A simple blog entry turned into a hurricane that led us to receive shocking and scathing comments from people in town about being a libelous pair of “typical, dirty journalists.” We were accused of painting too glowing a picture of our host, and scolded for not mentioning others who had contributed to her work. Our subsequent attempts to explain that these criticisms were besides the point – that we were presenting our subjective portrait of a single volunteer’s struggle — were futile. What was most disconcerting was that some of the attackers then went after our host, personally blaming her for the story even though she didn’t know we were writing it.
As we would later discover, the situation and relationships in Calafat were unhealthy before we got there, but our actions certainly didn’t help. Besides, we inhibited ourselves in the process. Posting the blog entry dramatically undercut our ability to pursue our investigation of the Roma education story. Our host was now receiving threats from her friends, which included a teacher who we were banking on to take us to six different schools in the area so we could investigate Roma discrimination in the classroom. We felt compelled to leave Calafat before we stirred the pot any more.

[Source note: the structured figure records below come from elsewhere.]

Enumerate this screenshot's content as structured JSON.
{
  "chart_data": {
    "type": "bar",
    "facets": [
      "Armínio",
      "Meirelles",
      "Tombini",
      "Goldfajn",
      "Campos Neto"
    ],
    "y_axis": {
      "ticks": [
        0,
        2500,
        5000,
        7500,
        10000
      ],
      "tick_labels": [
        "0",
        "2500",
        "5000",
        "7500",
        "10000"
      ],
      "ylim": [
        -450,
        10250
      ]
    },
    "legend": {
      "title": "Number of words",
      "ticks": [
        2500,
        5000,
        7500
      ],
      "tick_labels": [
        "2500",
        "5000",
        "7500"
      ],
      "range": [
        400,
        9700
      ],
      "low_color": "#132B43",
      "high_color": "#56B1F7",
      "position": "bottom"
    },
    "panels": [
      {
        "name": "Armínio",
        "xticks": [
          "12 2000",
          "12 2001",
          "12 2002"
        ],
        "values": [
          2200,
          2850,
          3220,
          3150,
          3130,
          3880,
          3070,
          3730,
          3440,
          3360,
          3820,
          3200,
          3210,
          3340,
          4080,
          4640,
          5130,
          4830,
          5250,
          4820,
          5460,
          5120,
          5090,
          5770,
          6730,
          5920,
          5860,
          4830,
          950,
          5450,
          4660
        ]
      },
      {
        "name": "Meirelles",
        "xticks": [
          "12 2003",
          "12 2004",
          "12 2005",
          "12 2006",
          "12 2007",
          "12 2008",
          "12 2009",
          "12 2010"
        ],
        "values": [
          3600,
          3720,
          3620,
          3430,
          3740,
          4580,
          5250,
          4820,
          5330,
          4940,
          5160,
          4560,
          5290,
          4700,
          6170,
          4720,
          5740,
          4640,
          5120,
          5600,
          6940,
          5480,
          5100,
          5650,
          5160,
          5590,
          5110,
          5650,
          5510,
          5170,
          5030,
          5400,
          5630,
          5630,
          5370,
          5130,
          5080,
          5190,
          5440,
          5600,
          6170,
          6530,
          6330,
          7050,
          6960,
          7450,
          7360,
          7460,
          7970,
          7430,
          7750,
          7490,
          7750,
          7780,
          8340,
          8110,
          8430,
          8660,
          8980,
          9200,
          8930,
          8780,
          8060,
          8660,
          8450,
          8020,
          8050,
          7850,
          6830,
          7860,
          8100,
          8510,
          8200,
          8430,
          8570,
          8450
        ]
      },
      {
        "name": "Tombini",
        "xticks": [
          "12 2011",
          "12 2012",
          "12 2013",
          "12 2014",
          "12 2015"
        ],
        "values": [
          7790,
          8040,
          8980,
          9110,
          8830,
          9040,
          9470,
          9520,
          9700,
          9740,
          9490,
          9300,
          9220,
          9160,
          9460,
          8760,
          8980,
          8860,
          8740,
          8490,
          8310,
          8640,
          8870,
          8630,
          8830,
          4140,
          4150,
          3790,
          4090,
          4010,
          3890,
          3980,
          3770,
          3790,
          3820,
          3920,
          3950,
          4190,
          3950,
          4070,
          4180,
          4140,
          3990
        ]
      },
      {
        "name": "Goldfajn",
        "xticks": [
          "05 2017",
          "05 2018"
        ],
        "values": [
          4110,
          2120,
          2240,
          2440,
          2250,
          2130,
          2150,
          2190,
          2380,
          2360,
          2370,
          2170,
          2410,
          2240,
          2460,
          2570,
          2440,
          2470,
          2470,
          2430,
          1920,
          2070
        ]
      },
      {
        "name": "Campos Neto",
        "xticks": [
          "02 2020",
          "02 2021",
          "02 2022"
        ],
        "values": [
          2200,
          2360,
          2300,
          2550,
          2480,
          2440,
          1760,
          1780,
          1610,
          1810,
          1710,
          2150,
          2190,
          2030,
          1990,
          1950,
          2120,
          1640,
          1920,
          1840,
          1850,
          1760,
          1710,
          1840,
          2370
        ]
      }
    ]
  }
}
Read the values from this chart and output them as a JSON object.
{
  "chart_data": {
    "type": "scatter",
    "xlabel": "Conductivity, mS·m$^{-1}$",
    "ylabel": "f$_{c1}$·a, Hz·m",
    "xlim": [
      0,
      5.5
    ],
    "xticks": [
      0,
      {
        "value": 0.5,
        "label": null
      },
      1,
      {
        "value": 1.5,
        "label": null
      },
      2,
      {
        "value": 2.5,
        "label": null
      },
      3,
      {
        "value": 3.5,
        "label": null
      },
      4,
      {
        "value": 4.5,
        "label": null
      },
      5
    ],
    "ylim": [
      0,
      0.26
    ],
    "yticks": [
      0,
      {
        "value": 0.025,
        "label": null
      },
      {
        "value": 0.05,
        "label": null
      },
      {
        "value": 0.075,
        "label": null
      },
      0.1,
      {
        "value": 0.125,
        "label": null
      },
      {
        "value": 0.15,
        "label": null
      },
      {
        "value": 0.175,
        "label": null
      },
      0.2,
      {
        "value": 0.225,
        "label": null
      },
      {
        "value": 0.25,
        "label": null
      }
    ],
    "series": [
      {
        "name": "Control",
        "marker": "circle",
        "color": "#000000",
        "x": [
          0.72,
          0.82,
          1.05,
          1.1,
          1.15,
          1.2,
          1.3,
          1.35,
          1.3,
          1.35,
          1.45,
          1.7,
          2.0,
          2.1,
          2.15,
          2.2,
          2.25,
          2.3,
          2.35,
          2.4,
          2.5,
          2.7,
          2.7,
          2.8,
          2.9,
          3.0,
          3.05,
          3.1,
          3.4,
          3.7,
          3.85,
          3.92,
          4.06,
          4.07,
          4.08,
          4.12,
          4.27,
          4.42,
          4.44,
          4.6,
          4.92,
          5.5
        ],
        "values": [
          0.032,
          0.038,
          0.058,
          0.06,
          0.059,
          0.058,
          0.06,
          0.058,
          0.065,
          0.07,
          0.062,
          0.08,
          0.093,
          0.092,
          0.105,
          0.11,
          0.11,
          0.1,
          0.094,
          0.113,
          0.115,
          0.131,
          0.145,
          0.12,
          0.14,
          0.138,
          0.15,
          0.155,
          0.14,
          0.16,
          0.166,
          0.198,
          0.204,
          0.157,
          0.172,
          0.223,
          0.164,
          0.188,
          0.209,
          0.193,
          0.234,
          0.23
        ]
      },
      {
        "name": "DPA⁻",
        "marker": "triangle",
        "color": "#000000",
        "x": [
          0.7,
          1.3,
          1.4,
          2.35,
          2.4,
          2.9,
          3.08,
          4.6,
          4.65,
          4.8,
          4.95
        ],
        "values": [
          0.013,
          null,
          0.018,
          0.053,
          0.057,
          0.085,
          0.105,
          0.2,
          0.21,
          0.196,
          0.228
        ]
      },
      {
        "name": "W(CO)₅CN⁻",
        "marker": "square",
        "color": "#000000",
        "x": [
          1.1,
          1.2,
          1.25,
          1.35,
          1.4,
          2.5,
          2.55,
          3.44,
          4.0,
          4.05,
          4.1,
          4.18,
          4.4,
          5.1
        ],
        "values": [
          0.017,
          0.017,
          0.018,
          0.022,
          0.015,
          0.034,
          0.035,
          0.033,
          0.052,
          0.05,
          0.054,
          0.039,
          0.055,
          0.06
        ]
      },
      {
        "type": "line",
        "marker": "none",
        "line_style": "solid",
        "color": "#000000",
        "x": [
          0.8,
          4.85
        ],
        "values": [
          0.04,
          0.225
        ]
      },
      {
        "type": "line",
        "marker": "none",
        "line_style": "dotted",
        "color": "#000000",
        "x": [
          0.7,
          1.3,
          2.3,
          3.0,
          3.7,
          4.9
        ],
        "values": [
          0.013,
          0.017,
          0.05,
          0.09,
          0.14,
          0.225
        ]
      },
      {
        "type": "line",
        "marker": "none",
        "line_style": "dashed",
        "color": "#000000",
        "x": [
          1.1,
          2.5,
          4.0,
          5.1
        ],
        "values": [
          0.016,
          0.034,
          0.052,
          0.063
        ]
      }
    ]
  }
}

Gerze and Calafat were good lessons — effective reminders of how Morgan and I have to navigate a tough road when reporting on small communities. We typically operate on a tight budget, are completely new to our environments, and face constant language barriers. There’s no denying we need people to help us out. But we are also increasingly realizing the need of being extremely careful about the politics of asking favors. This includes being more realistic about our spending – and being willing to concede the expenses for accommodations and hired translators when necessary. We’ve been reluctant to do it because it will place much more pressure on us to fundraise for the rest of the trip, but hey — pursuing stories is the reason why we’re out here after all. Besides, the ethics and quality of our reporting rely on it.